Ireland’s centralised nature of government can and should change, he argues.
“When it comes to regional development, have we autonomy? The very simple answer is we don’t. When you look at other modern OECD economies and you look at the regional structure, regional structures have responsibility for planning, economic development, promotion of the region, skills development, and equally, they will be afforded large budgets to channel that in. Pursuing coherence amongst regional development players should be on the agenda for any Government truly committed to regional development.
“Very simply, if you take the Irish government and Project Ireland 2040, they announced the Project Ireland Fund which focuses on urban regeneration and rural regeneration and climatological change. All those funds are administered centrally.

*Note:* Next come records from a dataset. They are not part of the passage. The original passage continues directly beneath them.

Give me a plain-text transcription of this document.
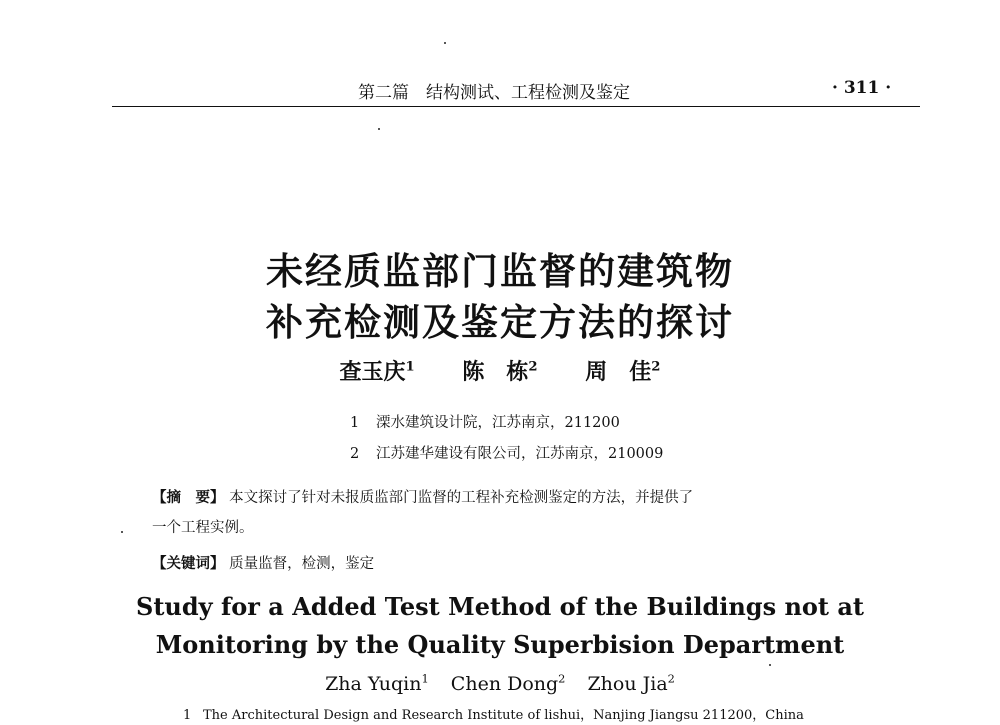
第二篇　结构测试、工程检测及鉴定	· 311 ·
未经质监部门监督的建筑物
补充检测及鉴定方法的探讨
查玉庆$^1$ 陈　栋$^2$ 周　佳$^2$
1 溧水建筑设计院，江苏南京，211200
2 江苏建华建设有限公司，江苏南京，210009
【摘　要】 本文探讨了针对未报质监部门监督的工程补充检测鉴定的方法，并提供了
一个工程实例。
【关键词】 质量监督，检测，鉴定
Study for a Added Test Method of the Buildings not at
Monitoring by the Quality Superbision Department
Zha Yuqin$^1$ Chen Dong$^2$ Zhou Jia$^2$
1 The Architectural Design and Research Institute of lishui，Nanjing Jiangsu 211200，China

“There’s no reason here we couldn’t be looking at the region itself with its own constituent stakeholders identifying those priorities, where those priorities go and make sure they’re consistent with regional policy and local policy. At the moment, those funds are all determined at a central level,” he said.
Think local
A big step in the right direction, he argues, is more localised targets.
“The biggest factor that we all need to be advocating for is that all of our government departments and all of our state agencies need to be challenged to develop regional metrics.
“We’ve excellent state agencies with IDA, Enterprise Ireland, and all of those types of bodies, Fáilte Ireland, all do excellent work but none of them operate of regional metrics. What’s measured gets done and if we want real regional development then we need a transparent set of metrics tailored to each specific region.
“If we were to recalibrate a lot of our regional indicators so in order to address regional inequality, so, for instance, how many more businesses do we need to start-up in the region? That’s a metric. Then we determine how much investment is required and by who?”
Minton is optimistic for the future and feels the concept of the three regional assemblies, together with the NWRA’s recently published Regional Spatial and Economic Strategy (RSES) is a step in the right direction.
But how reliant are the NWRA on the goodwill and direction a particular government decides to take? The NWRA is a public body which has a statutory role within the Irish planning system.
“Our role is to ensure consistency between local, regional and national planning. We have powers under the Planning and Development Act but our approach is much more about collaboration and partnership. However outside of our EU Programmes we are not an effectively resourced organisation. Budget and budget determination is key.
“Obviously that would be a huge tool in our armour if we were devolved that type of influence that we could make those decisions with our constituent local authorities,” he concedes.
“Covid-19 has demonstrated for me that the region is well placed here. We jokingly say in here that we were so far behind that we could actually end up in front. We haven’t made the mistakes of the east coast, we have the opportunity to do things right.
“If we can collaborate politically and as agencies for the west and northwest, and we can use our collective desire for a better place for us, we can design something here and apply design principles here to something for the west and northwest that can really provide those kind of places.
“What we’re really looking for here is healthy places. Places where our kids can grow up, get jobs, don’t have to emigrate to work, don’t have to travel for education, don’t have to travel for health, they can access all those services locally. And if we do that by following policies around compact growth, committing to the elements of smart specialisation, committing to the innovation and knowledge economy, I think we’d be in a good position to do that.”